Harvest is full of surprise, he has a blue sheen on his body and fins. He's doing great today, no damage came from the transport from the pet shop to here.

I can't get a pic of spec... Hope he gets better... :-(


----------



## BettaLover1313 (Apr 15, 2013)

Beautiful bettas! Love Harvest's coloring!


----------



## MelL92 (Feb 5, 2014)

Thank you!
It was hard to choose there were other halfmoons.
But he was so unique looking ^-^


----------



## MelL92 (Feb 5, 2014)

*Monday Blues*

Hello again

Spec is doing a bit better, he's still slow when he swims and prefers to relax in his pot. Hope I won't loose him.

Ghost is still working on his huge bubble nest, is that normal??? He's been at it since Thursday... 
He's swimming around more but not far from it.

Harvest is great. A bit of complication with the 10 gallon tank that's being restored... But hopefully this week I'll be able to start it up and get to put him in there. Might wait for next week to get the guppies...

Oh well, Hope you are all having a great day! ^-^


----------



## MelL92 (Feb 5, 2014)

*Tuesday downer*

Spec has died ..... I tried to make him comfortable yesterday, I bought him a leaf hammock so he would not have to always swim up... I think that during the night he died and just floated down...

I'm going to miss him.
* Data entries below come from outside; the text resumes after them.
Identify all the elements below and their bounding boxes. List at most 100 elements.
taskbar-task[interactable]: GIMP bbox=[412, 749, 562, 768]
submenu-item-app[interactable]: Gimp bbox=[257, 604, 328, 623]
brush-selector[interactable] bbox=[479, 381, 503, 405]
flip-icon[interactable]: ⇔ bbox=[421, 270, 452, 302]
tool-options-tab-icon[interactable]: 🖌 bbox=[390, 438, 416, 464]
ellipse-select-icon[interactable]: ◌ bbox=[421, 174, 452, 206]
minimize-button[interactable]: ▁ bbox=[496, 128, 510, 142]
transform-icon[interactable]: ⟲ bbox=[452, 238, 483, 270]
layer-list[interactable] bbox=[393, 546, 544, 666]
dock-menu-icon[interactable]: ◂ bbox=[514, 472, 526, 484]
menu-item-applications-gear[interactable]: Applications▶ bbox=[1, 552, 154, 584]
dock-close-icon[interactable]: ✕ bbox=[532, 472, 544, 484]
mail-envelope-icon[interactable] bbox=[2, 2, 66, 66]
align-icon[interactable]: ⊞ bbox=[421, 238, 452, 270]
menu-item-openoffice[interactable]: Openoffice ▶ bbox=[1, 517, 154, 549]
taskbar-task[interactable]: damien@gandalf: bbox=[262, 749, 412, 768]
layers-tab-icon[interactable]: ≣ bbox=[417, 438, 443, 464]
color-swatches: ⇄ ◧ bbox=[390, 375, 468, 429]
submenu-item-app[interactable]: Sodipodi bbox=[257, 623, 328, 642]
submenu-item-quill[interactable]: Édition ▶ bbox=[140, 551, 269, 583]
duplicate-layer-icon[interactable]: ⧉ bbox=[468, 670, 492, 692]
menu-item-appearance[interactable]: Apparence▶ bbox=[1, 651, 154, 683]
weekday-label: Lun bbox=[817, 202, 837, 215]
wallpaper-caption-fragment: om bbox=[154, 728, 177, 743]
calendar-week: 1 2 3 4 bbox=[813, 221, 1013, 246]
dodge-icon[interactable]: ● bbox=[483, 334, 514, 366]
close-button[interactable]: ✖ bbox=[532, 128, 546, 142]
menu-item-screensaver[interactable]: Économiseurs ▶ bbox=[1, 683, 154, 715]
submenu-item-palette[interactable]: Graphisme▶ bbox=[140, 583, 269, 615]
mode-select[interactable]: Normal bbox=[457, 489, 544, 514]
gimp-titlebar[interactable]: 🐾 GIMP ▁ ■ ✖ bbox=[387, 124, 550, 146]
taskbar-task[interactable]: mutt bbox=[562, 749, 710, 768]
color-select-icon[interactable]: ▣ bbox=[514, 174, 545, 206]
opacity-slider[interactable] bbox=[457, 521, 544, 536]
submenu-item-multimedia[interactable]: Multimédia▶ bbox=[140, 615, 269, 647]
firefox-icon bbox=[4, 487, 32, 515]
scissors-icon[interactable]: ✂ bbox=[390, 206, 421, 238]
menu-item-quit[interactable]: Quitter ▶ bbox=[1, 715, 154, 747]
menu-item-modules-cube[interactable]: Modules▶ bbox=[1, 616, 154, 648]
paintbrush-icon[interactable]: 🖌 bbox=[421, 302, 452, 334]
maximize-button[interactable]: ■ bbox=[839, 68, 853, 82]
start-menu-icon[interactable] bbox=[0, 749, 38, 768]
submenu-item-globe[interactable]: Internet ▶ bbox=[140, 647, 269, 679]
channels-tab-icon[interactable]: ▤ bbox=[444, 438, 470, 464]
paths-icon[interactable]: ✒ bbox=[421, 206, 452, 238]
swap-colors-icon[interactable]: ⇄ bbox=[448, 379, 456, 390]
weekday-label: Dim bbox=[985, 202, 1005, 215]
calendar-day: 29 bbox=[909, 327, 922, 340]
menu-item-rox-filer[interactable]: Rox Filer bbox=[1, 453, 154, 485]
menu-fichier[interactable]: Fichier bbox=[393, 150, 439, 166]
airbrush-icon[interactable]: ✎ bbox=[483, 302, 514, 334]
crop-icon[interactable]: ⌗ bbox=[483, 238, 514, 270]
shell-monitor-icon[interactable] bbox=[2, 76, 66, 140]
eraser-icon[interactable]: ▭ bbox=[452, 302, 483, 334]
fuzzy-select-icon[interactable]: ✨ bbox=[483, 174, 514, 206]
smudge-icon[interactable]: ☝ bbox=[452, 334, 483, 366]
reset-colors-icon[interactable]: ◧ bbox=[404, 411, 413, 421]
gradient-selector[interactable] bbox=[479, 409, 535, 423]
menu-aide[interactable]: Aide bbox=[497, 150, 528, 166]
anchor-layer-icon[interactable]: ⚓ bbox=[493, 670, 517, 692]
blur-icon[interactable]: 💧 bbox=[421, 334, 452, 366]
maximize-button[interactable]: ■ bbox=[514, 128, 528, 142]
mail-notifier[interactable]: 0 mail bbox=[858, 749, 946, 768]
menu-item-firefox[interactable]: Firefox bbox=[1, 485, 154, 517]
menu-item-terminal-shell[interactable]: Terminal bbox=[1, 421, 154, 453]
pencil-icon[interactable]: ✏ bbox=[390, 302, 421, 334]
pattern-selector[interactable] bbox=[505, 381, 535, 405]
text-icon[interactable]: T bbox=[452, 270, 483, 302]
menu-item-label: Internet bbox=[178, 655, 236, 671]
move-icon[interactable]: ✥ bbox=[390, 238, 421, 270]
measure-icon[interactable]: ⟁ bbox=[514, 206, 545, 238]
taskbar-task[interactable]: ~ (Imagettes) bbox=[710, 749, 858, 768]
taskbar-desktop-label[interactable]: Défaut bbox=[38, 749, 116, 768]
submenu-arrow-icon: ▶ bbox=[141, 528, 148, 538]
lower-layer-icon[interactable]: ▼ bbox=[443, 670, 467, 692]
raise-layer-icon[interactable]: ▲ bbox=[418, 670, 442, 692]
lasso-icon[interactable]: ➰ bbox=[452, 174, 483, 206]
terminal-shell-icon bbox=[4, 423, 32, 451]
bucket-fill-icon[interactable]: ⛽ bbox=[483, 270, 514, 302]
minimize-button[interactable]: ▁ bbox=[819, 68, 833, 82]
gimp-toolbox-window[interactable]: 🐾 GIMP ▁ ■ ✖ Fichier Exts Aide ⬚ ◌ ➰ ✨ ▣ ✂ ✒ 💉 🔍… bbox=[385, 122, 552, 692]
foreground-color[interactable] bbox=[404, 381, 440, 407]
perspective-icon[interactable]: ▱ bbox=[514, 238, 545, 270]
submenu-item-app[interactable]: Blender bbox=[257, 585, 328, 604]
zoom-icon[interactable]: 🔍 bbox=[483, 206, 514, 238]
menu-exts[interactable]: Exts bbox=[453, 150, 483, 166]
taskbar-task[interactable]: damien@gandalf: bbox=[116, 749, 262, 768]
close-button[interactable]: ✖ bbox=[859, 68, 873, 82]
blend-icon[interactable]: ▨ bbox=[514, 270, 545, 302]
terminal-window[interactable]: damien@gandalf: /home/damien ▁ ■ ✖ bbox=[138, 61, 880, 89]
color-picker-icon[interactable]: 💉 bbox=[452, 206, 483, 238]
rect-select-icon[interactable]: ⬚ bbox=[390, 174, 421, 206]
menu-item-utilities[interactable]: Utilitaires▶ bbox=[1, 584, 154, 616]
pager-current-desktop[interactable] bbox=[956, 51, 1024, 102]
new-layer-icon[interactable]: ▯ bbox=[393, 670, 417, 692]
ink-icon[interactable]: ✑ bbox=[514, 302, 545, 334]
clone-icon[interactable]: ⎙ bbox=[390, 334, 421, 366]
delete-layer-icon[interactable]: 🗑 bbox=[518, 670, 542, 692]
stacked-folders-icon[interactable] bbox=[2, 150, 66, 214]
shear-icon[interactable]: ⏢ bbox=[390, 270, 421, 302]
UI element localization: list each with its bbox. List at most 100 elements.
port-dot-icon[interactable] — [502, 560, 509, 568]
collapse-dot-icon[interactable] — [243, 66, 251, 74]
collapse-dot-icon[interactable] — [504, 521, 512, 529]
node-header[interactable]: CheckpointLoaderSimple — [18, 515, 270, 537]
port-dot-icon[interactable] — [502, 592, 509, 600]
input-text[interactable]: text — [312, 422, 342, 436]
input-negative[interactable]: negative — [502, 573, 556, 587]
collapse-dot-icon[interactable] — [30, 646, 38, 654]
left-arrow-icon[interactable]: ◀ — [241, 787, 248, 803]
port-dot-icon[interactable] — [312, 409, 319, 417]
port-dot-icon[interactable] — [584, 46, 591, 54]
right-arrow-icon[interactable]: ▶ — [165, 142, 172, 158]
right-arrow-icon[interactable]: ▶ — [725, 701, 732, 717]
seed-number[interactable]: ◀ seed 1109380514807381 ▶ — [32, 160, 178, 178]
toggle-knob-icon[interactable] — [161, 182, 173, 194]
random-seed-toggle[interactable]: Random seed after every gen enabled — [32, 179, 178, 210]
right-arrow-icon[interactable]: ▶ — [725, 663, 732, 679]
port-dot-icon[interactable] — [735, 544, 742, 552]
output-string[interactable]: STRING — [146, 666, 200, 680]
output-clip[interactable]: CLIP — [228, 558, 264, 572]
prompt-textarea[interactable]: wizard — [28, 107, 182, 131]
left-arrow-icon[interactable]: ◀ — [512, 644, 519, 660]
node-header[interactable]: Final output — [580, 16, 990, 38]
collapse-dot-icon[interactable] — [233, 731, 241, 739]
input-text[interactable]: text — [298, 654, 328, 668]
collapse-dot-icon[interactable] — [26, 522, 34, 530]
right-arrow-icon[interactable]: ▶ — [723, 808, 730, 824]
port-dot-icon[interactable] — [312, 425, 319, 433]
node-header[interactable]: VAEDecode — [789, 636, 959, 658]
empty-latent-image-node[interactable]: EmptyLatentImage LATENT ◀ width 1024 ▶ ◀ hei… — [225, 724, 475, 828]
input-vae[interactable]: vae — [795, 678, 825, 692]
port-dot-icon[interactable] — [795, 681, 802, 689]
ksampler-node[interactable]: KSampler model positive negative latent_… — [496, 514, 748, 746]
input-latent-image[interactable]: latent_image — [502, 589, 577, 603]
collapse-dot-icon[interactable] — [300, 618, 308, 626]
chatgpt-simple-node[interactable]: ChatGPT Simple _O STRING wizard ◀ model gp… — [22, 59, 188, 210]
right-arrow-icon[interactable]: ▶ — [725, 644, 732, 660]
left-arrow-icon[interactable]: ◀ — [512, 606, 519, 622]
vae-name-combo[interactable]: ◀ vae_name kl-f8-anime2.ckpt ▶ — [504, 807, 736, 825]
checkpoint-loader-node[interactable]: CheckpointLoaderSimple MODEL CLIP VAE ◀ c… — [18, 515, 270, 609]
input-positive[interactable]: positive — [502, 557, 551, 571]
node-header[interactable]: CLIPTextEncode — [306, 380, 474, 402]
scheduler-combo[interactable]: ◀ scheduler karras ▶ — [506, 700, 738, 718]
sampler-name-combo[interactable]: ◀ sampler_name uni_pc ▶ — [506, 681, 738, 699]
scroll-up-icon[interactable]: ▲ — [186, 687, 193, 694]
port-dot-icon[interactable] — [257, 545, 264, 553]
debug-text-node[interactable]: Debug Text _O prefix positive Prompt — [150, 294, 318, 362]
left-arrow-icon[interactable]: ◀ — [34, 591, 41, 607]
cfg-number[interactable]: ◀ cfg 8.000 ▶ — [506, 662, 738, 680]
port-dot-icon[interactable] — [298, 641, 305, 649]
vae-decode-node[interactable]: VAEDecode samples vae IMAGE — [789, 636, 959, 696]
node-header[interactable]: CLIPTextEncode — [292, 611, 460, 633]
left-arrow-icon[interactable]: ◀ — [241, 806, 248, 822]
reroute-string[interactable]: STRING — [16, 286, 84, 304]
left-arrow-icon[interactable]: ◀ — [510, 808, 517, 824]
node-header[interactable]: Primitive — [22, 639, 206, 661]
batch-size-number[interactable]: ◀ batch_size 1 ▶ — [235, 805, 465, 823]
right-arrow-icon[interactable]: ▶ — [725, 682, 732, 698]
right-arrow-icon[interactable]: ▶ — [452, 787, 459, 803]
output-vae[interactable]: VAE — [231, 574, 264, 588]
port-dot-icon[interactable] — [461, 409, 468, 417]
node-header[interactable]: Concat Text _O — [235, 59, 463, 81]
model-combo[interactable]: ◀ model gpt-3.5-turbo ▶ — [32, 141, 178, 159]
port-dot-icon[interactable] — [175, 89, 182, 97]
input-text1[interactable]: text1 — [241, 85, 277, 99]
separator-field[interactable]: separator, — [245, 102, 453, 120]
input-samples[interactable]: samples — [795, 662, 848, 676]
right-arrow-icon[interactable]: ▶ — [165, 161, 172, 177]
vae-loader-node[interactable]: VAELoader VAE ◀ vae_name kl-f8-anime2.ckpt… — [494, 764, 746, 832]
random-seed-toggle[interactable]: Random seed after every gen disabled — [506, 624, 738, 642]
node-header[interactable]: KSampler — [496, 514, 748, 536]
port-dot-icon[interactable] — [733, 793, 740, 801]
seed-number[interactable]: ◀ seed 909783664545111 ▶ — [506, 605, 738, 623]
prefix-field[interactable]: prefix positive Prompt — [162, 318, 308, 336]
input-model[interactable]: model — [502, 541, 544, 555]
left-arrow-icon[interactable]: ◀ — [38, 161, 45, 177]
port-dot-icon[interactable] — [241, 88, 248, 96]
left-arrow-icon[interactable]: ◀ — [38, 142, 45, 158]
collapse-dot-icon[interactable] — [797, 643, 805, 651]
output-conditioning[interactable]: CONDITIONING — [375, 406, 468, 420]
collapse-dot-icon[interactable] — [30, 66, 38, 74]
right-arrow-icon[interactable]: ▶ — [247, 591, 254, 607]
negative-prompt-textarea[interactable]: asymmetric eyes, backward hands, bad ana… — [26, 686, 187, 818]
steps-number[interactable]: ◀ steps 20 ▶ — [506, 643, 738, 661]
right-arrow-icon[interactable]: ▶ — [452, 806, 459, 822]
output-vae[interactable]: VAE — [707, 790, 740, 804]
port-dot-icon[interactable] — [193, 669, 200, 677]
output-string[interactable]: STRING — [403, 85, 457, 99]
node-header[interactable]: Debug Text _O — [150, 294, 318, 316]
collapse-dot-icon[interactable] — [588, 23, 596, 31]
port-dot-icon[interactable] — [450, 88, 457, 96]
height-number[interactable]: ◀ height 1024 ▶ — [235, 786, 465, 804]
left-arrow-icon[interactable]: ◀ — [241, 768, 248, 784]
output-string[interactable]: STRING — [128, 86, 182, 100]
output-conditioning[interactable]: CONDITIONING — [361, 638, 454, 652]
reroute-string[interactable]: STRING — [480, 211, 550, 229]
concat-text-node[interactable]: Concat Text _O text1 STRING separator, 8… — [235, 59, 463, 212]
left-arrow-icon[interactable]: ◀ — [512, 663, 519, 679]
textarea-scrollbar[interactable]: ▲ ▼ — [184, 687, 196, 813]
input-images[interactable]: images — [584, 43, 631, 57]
He was the betta that made me addicted to them again.

There will never be another like him.
May he swim in peace.


----------



## BlueLacee (Dec 8, 2013)

both of them are beautiful


----------



## MelL92 (Feb 5, 2014)

*Saturday*

So I've finally got the 10 gallon working but not exactly well there's one spot where its not perfectly siliconed and for now it's a 5 ish gallon.
I've put Harvest in it so he can explore his tank, he's seems to like it. 
We are going to had more silicone on the outside of the aquarium hoping it's going to work so I can have a 10 g.

Ghost seems to be done with his bubble nest. 

Hope you are all having a awesome day! ^-^


----------